Citation
Mirenayat, Sayyed Ali
(2018)
Evolutionary transformation into transhuman and posthuman in selected 21st century science fiction novels.
Doctoral thesis, Universiti Putra Malaysia.
Abstract
We now live in a world filled to capacity with advancing technologies which have
massive impacts on our lives and causes us to become dependent on them day by day.
Science Fiction, as a literary genre, has always gone with in tandem with technological
advances hand in hand. A movement called transhumanism exists which aims to make
humans immortal and transform them into less vulnerable living machines. Two
significant concepts in this movement are transhuman and posthuman which are applied
as conceptual frameworks in this study to analyse the technological transformation of
humans in four selected 21st century Science Fiction novels, namely Mindscan (2005)
by Robert J. Sawyer (b.1960), Machine Man (2011) by Max Barry (b.1973), Amped
(2012) by Daniel H. Wilson (b.1978), and The Transhumanist Wager (2013) by Zoltan
Istvan (b.1973). As for the relationship between these two concepts, transhuman is
defined in this study as a modified form of human by which new human is still biological,
but enhanced and mostly focuses on changing the abilities of current human to eradicate
diseases and stop death; meanwhile, posthuman is defined as when a new being is a less
or non-biological form which is extremely enhanced and merged with advanced
technology, but cannot be considered human anymore. It mainly centers on going far
beyond transhuman and step into a nonhuman status in which the biology is obsolete.

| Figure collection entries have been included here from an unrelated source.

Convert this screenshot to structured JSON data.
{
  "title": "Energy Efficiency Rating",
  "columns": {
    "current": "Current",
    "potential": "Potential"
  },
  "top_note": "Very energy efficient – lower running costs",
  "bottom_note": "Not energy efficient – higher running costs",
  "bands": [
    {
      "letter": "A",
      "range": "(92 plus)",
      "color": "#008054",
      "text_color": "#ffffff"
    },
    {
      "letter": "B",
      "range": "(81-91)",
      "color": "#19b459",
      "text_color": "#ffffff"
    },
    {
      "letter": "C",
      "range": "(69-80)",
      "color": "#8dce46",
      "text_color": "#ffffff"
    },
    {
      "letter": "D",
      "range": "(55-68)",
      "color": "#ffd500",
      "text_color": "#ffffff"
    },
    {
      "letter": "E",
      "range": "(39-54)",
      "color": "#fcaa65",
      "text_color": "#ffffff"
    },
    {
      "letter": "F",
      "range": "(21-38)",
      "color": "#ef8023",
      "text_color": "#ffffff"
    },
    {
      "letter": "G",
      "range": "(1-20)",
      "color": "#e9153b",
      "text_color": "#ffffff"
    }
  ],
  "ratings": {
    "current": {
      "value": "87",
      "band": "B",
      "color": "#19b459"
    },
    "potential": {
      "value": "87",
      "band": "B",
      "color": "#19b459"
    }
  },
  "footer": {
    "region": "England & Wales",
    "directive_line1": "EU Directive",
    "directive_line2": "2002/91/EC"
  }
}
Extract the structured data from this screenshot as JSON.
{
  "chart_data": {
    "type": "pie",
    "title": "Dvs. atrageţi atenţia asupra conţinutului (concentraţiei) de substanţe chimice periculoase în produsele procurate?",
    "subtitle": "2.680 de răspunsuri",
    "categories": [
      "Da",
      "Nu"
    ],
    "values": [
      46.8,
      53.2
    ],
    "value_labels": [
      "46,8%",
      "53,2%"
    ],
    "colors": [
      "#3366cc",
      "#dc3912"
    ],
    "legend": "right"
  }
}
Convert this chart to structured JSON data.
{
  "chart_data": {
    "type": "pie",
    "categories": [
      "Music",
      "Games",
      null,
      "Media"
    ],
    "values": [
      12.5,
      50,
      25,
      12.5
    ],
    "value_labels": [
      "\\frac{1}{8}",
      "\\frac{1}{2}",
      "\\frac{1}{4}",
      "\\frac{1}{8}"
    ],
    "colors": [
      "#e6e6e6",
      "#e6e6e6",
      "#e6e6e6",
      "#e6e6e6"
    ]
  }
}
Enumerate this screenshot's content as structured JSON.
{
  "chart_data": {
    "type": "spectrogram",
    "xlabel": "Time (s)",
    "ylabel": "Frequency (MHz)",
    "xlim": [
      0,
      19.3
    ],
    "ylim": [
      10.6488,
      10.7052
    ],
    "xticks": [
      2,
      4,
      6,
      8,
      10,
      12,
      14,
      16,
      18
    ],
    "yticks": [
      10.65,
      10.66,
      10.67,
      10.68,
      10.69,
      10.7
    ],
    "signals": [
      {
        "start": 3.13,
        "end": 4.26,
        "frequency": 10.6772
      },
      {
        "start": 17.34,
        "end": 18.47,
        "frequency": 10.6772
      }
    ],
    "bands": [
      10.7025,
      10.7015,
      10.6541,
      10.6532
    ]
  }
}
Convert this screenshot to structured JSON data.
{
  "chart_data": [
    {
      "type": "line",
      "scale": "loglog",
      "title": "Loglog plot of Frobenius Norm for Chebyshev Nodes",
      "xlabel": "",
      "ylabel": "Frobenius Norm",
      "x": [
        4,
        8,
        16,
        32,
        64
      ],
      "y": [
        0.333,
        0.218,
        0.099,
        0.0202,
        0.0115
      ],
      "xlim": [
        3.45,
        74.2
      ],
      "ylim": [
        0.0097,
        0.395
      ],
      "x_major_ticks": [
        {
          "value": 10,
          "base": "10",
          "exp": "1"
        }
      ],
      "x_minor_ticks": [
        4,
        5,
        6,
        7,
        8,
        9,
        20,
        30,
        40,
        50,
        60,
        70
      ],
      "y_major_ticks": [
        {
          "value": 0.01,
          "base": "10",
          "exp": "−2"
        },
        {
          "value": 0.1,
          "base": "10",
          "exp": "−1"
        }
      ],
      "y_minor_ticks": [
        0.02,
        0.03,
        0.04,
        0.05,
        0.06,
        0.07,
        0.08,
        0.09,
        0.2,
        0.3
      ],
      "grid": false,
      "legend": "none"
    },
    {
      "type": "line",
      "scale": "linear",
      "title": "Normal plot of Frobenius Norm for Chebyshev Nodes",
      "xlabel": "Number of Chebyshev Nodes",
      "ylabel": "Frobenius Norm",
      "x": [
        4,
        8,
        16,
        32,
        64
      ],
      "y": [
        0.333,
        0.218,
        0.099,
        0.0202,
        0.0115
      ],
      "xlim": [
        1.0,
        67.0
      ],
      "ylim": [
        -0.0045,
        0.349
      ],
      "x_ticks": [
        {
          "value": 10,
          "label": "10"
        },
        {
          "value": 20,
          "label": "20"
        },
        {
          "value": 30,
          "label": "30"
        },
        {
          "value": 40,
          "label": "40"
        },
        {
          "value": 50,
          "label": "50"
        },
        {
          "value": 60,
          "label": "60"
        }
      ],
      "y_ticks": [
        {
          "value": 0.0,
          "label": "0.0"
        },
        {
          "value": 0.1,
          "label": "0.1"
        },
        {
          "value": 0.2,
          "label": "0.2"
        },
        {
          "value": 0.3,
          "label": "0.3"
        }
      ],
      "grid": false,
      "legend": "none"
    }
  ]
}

This study also aims, to examine the futurist authors’ depictions of transformation of
selected characters into transhuman and posthuman and their influences in society, to
explore the views of democratic transhumanism by James Hughes and unwelcome
perfection by Sydney Perkowitz in the transhuman era and also the notions of
weaponisation by Daniel Dinello, mechanical slave by Despina Kakoudaki and new
vulnerability by Mark Coeckelbergh in the posthuman era, and to discover the authors’
portrayals of selected characters’ transformation into new beings or products. Within the
framework, the analyses investigate how and why the meanings of human are changed
after merging with technology through new products in which their original identities
and humanness are lost. As such, this study examines the potential changes in characters’ minds, bodies, and behaviors after the process of transformation. More specifically,
Jethro Knights in The Transhumanist Wager becomes an authoritarian transhuman called
Omnipotender, Owen Gray in Amped turns into an alienated transhuman with an
unwelcome enhancement called Zenith, Charles Neumann in Machine Man transforms
into an obedient and weaponised cyborg slave with a discarded body called Cyber Ghost,
and Jake Sullivan and Karen Bessarian in Mindscan turns into vulnerable androids with
man/machine duality called Philosophical Zombie. All in all, the contribution of this
study is to highlight the various understandings of the concepts of transhuman and
posthuman in order to shed light on selected characters’ transformations in the selected
Science Fiction novels, and also to show how the selected writers illuminate the concepts
and the related notions in the selected fictions. Findings from this study suggest that
character transformation can further be analysed in the light of sub-human and nonhuman
transformation in other 21st century Science Fiction novels. Moreover, focusing
on the selected texts in the light of singularity, aesthetics, and ethics would strongly
introduce new readings for further studies.